Image Credit: Christopher Barr/Netflix

Netflix’s period film ‘The Wonder’ follows Anna O’Donnell, an eleven-year-old Irish girl, who survives without food for four months. Anna’s astounding ability to live without food astounds the folks of her village, who arrives at her house to see her. Soon, Anna garners immense attention from international newspapers. After Elizabeth “Lib” Wright’s arrival in the Irish village to look after Anna, Will Byrne, an English journalist working for Daily Telegraph ends up at the place to write a story about the girl. Since Will plays an integral role in the future of Anna, we have found out whether he is based on a real journalist. Let us share our findings!

Was Will Byrne a Real Journalist?

Will Byrne is not based on any particular journalist. The character was conceived by Emma Donoghue for her novel ‘The Wonder,’ the source novel of the film. Donoghue was inspired by the real-life fasting girls, a group of unconnected young Victorian-era girls who allegedly survived without any food for indefinitely long periods. Donoghue wrote her novel after researching about almost fifty fasting girls and their life stories. In reality, the girls garnered startling attention from the press as several reporters wrote story after story about them. The same reporters must have collectively inspired Donoghue to conceive Will.

Image Credit: Aidan Monaghan/Netflix

“In researching the novel I looked at almost fifty of them, which ranged from Ireland and Britain, to Western Europe, to the USA and Canada, from the 1500s right through to the 1900s,” Donoghue told Pan Macmillan. “I thought it said a lot about what it’s meant to be a girl – in many Western countries, from the sixteenth century right through to the twentieth – that these girls became celebrities by not eating. Paradoxically, they got power – attention, fame, sometimes fortune – by being weak and self-sacrificial, the ultimate in meek femininity,” the novelist added. The fasting girls received the aforementioned fame and attention after several journalists, like Will Byrne, had started to write numerous features about them.

One of the real-life fasting girls who resemble Anna is Sarah Jacob, who allegedly lived around two years without any food. Sarah was the subject of newspaper stories one after the other, which paved the way for her fame and recognition as “the Welsh Fasting Girl.” Mollie Fancher, another fasting girl who supposedly abstained from eating food for years, was another fasting girl who gained astounding attention from the press. Newspaper reporters of her time referred to her as the “Brooklyn Enigma.” Donoghue might have conceived Will to represent the press frenzy that revolved around fasting girls in reality.

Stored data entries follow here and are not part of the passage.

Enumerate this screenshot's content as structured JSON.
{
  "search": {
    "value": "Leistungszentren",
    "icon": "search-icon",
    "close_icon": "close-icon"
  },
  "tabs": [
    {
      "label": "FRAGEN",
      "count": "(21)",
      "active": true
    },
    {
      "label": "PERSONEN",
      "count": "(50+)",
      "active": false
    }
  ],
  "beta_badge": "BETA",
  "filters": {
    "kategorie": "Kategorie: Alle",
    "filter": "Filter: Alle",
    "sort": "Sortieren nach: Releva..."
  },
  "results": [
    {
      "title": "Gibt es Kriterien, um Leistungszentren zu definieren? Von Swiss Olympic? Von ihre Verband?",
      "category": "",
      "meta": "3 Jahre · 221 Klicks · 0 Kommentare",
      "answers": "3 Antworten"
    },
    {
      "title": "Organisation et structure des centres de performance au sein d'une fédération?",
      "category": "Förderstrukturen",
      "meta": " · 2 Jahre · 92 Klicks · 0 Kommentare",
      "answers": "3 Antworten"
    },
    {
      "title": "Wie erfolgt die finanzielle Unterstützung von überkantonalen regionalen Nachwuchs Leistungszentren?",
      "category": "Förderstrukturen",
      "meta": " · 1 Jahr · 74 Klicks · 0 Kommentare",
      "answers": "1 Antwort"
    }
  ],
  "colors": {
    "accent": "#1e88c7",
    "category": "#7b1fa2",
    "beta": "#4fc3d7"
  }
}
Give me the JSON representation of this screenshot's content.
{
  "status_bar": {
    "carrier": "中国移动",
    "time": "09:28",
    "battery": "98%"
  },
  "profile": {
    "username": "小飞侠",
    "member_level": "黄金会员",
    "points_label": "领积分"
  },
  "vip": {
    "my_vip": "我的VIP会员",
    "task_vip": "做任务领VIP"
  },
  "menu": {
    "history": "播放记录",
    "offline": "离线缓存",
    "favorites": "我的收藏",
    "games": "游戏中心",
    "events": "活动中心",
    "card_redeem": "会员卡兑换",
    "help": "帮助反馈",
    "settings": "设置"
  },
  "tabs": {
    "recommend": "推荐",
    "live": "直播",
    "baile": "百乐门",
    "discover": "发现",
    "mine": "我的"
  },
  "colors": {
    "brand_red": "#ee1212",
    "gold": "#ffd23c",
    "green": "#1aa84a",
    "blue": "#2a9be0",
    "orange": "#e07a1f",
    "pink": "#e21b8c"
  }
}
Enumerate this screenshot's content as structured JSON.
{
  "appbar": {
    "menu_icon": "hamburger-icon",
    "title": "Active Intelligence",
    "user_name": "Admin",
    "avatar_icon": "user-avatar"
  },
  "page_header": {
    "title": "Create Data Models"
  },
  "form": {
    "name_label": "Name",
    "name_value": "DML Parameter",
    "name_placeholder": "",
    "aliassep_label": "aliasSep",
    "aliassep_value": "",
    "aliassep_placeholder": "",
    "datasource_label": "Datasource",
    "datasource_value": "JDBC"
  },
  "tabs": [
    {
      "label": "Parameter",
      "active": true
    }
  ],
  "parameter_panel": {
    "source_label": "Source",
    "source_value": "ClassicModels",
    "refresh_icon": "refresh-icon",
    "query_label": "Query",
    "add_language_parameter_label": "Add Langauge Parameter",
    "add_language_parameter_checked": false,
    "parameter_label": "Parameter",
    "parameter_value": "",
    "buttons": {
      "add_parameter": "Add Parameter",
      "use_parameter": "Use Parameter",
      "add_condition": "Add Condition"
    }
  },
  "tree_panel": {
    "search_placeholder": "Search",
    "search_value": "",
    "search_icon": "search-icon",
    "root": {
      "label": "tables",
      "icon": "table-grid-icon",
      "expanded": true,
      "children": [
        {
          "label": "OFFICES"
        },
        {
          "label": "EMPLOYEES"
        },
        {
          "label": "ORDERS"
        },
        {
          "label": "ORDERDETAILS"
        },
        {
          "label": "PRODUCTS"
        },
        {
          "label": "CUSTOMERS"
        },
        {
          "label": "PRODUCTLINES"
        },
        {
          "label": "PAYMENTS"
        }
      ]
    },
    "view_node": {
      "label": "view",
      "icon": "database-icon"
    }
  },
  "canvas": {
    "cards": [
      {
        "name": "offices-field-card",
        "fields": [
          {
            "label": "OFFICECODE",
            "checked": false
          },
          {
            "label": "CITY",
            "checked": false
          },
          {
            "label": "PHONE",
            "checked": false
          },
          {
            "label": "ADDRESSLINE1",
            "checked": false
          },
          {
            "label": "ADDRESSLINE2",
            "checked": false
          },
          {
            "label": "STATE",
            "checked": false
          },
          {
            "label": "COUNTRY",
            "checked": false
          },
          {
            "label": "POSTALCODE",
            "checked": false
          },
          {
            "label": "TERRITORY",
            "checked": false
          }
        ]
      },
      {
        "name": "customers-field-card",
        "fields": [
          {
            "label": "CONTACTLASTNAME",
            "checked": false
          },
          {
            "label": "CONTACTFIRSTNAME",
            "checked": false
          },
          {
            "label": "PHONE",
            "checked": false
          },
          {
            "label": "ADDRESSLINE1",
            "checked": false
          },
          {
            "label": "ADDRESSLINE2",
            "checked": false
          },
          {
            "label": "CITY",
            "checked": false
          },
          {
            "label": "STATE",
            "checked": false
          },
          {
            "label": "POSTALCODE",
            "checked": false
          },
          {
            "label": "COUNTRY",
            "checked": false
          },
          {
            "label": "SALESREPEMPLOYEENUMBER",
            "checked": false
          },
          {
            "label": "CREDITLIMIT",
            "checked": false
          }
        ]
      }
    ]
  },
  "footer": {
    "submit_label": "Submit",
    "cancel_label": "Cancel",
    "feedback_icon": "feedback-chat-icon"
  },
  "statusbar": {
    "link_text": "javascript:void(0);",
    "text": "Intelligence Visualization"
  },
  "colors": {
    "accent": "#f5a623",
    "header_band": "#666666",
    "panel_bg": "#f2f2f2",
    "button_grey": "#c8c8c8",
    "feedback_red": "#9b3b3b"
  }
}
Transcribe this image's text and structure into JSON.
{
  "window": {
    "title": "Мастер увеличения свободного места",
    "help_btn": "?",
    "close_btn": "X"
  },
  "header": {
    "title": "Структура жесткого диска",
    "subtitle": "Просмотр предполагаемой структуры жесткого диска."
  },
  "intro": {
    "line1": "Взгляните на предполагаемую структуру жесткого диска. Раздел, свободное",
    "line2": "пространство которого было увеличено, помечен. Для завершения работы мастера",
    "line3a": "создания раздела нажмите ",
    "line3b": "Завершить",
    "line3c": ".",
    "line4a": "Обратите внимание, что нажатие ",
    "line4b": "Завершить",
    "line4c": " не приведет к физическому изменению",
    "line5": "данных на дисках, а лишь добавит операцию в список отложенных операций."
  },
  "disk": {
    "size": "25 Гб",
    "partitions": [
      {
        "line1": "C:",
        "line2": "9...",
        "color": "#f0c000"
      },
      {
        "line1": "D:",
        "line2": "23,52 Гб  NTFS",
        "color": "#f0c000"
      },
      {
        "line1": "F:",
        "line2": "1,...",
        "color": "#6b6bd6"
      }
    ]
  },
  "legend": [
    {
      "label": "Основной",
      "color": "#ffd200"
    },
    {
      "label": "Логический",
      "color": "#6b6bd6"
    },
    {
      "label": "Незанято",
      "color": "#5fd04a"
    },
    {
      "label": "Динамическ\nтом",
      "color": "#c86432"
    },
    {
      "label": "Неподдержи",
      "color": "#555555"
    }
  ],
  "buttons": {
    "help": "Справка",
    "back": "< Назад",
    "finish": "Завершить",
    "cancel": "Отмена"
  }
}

A newspaper article about Sarah Jacob//Image Credit: BBC News

In addition, Will is also the agent of rationalism in the narrative and Anna’s life. When the villagers blindly believe that Anna is a living miracle, the journalist unflinchingly expresses that the little girl is eating food somehow. His rationalistic beliefs seemingly influence Lib Wright to not blindly believe Anna’s explanation that her life is sustained by the manna from heaven. When Lib tries her best to rescue Anna from the O’Donnells and the villagers, Will also extends his support to her. Will symbolizes rationalism and empathy, which helps Anna and Lib immensely.